Dieser effektive „Weg ins Freie“ erfolgte im Jahr 1848 nach dem Ende des Abhängigkeitsverhältnisses vom Hause Esterházy: Die Juden wurden freie, gleichberechtigte – ungarische – Staatsbürger. Die endgültige Gleichstellung der Juden erfolgte schließlich am 20. Dezember 1867 in Folge des Österreich-Ungarischen Ausgleiches: Sie waren nun Staatsbürger mit allen Rechten und Pflichten. Nach dem Ende des Ersten Weltkrieges bekam Österreich die deutschsprachigen Teile der westungarischen Komitate zugesprochen, die ab 1921 zum Burgenland zusammengefasst wurden.

Um die Mitte des 19. Jahrhunderts lebten auf dem Gebiet des heutigen Burgenlandes noch etwa 8.000 Juden.
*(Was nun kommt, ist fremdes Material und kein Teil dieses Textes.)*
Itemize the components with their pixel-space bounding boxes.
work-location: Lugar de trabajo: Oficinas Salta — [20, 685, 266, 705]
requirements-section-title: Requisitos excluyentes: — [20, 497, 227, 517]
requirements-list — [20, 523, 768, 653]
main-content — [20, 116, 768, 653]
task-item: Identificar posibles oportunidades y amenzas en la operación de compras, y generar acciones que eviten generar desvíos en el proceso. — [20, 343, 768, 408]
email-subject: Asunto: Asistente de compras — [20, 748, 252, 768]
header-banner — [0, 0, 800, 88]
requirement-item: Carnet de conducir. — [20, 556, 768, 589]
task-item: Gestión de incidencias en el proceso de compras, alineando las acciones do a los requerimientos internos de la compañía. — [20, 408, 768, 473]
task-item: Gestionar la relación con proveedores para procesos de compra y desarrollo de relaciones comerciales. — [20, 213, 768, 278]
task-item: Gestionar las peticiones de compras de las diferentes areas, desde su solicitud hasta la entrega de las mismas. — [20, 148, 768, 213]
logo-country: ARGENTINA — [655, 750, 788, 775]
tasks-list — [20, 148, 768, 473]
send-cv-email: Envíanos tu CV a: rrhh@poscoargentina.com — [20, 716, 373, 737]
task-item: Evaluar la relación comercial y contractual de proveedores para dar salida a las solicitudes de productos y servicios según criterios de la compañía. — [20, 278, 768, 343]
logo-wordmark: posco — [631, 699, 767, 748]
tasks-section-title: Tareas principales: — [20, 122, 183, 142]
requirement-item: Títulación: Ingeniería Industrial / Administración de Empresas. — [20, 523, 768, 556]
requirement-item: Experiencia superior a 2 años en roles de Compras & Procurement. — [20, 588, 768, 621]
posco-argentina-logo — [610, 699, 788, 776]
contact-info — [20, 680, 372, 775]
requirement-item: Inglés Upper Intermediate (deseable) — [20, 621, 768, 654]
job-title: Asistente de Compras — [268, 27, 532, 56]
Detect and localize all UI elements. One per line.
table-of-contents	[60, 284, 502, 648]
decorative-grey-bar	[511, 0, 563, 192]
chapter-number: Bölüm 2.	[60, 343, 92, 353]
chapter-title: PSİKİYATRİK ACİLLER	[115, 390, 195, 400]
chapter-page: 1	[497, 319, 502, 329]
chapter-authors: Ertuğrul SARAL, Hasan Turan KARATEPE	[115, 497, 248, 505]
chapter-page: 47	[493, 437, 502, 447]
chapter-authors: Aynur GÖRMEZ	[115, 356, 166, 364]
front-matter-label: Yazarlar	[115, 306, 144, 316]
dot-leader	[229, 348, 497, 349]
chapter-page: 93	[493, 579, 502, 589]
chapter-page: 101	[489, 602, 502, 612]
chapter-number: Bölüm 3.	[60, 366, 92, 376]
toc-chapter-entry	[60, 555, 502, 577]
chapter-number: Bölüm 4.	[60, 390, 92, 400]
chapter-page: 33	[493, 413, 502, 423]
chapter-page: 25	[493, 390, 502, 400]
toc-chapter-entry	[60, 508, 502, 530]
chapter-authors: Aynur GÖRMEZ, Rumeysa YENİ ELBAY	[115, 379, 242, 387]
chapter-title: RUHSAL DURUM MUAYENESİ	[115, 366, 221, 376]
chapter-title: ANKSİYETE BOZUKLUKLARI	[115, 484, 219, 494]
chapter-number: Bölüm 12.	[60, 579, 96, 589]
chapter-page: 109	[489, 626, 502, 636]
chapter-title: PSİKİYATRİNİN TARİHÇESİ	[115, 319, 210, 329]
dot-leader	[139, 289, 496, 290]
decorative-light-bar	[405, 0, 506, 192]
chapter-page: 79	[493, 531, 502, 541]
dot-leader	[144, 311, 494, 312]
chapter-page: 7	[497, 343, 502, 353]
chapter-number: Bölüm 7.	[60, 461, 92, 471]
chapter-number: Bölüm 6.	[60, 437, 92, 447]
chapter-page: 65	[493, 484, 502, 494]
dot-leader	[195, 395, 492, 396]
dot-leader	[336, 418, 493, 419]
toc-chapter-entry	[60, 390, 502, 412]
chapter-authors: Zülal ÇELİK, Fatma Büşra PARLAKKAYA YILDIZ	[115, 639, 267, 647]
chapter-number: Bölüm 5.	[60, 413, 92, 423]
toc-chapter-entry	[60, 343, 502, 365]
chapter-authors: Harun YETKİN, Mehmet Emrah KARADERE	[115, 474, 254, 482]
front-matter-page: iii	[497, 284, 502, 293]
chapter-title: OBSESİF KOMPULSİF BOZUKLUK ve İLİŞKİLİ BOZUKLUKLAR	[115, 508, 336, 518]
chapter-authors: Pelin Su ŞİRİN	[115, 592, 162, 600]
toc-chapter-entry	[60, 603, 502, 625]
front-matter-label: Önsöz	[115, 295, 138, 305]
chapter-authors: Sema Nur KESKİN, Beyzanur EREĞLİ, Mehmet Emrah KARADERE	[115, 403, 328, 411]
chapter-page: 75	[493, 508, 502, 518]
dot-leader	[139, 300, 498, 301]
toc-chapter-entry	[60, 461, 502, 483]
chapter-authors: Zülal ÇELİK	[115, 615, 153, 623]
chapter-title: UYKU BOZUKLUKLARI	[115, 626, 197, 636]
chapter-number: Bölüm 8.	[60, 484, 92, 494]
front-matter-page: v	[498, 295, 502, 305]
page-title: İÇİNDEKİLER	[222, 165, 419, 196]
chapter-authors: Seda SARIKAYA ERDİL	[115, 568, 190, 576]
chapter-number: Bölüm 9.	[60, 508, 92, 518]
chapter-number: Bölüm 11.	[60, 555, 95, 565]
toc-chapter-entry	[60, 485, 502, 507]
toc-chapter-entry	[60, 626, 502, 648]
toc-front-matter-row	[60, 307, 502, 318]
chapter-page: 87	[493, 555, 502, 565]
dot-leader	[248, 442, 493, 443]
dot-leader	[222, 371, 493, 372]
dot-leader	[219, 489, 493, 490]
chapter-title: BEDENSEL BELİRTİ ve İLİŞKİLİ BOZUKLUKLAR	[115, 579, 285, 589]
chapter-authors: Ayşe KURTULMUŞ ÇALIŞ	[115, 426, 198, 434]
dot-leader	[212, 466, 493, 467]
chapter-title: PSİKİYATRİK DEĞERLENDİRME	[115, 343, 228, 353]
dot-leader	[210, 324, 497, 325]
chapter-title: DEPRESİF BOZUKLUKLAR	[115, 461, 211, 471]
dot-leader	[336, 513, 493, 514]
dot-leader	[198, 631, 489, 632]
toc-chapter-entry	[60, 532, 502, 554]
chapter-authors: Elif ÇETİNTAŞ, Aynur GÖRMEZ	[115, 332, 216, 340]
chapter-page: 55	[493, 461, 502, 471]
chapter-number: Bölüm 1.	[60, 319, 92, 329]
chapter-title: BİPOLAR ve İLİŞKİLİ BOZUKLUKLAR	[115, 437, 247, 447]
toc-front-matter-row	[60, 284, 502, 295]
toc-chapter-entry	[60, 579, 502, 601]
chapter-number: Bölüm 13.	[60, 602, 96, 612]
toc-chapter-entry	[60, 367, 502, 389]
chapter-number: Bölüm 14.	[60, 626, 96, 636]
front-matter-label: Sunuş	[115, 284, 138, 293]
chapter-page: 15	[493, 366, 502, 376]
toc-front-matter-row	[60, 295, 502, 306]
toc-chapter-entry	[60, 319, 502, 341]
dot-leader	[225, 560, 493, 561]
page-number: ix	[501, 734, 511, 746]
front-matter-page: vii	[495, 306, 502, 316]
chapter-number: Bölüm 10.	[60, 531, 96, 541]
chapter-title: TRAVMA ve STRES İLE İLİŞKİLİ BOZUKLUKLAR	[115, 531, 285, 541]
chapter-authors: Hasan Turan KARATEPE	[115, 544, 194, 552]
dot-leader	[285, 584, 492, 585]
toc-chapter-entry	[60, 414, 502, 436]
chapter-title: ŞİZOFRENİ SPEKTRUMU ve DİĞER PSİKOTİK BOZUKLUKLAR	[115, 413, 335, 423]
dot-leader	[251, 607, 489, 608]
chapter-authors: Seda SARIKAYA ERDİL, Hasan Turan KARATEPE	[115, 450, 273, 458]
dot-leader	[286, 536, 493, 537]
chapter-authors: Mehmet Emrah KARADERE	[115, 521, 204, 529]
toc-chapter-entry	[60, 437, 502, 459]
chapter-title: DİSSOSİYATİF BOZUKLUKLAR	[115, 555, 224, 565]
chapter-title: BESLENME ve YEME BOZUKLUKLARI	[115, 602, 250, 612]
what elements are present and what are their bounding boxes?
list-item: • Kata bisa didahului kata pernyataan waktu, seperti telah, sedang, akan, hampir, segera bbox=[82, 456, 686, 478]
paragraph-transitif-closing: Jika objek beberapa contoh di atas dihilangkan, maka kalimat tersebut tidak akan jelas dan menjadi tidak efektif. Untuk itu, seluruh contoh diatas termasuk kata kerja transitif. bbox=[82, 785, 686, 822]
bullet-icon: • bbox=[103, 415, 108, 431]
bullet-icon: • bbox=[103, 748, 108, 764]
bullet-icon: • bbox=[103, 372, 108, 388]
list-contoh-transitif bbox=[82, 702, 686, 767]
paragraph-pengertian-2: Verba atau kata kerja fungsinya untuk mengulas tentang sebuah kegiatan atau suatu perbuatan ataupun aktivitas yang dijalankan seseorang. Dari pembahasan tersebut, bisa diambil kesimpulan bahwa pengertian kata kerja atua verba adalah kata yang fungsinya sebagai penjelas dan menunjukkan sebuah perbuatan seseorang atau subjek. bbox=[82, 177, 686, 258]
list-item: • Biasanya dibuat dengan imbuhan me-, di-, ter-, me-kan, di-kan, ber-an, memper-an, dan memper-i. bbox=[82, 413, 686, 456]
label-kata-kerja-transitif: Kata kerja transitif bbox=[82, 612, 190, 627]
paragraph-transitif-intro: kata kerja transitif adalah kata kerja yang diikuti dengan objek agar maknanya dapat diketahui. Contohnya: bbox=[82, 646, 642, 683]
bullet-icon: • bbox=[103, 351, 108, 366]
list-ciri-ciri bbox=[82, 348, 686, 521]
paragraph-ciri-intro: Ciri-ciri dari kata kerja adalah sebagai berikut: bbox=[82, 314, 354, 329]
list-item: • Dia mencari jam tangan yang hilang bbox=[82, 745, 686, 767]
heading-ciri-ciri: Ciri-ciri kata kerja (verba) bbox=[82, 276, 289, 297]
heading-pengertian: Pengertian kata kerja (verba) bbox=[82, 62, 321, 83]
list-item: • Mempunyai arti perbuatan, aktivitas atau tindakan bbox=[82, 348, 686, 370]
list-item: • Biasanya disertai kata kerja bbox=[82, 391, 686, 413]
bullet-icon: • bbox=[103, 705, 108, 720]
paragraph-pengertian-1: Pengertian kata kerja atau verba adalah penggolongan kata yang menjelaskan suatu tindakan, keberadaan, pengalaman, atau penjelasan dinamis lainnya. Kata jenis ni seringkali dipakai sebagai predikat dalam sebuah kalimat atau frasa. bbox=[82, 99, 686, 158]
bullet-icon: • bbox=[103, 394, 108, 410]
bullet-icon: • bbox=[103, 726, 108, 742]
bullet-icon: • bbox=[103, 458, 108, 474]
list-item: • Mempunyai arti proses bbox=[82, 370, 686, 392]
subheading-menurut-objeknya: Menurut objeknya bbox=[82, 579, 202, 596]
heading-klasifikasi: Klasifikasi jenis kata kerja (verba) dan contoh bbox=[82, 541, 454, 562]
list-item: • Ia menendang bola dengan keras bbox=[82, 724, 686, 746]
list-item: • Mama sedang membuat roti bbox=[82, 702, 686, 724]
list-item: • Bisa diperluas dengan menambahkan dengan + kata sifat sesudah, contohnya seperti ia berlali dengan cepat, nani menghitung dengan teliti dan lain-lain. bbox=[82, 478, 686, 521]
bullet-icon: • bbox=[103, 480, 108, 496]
Die burgenländischen Juden waren 1938 die ersten in Österreich, die von den Ausweisungen der Nazis betroffen waren. Schon wenige Tage nach dem „Anschluss“ im März begann die systematische Ausweisung der Juden aus ihren Gemeinden. Am 1. November 1938 meldete die Presse, dass „sämtliche Kultusgemeinden des Burgenlandes […] nicht mehr existieren“. Als der NS-Landeshauptmann Dr. Tobias Portschy am 2. April 1938 forderte, im Burgenland neben der Agrarreform und der „Zigeunerfrage“ auch die „Judenfrage mit nationalsozialistischer Konsequenz zu lösen“, bedeutete dies das endgültige Ende einer dreihundertjährigen kontinuierlichen jüdischen Geschichte im jüngsten Bundesland Österreichs.

Nach 1945 kehrten nur mehr sehr wenige jüdische Familien ins Burgenland zurück. Heute gibt es, verstreut über das ganze Bundesland, kaum ein Dutzend Juden. Von den ehemaligen Synagogen blieben nur jene von Kobersdorf erhalten – die jüngst aufwendig renoviert wurde – sowie die vom Eisenstädter Weinhändler Sándor Wolf erbaute Privatsynagoge im heutigen Österreichischen Jüdischen Museum in Eisenstadt. Sehr treffend beschreibt dieses Museum den heutigen Zustand: „Eine Reise auf den Spuren der ehemaligen jüdischen Gemeinden des Burgenlandes ist heute eine Reise zu einigen Gedenktafeln und jüdischen Friedhöfen.“

* Die Gemeinde trug bis zum 14. Juni 1924 offiziell den Namen „Mattersdorf“. Am 2. Juli 1926 erfolgte die Stadterhebung als „Mattersburg“.
** Joseph Roth: Reise durchs Heanzenland. In: Der Neue Tag, 9.8.1919, S. 4f., zitiert nach www.ojm.at.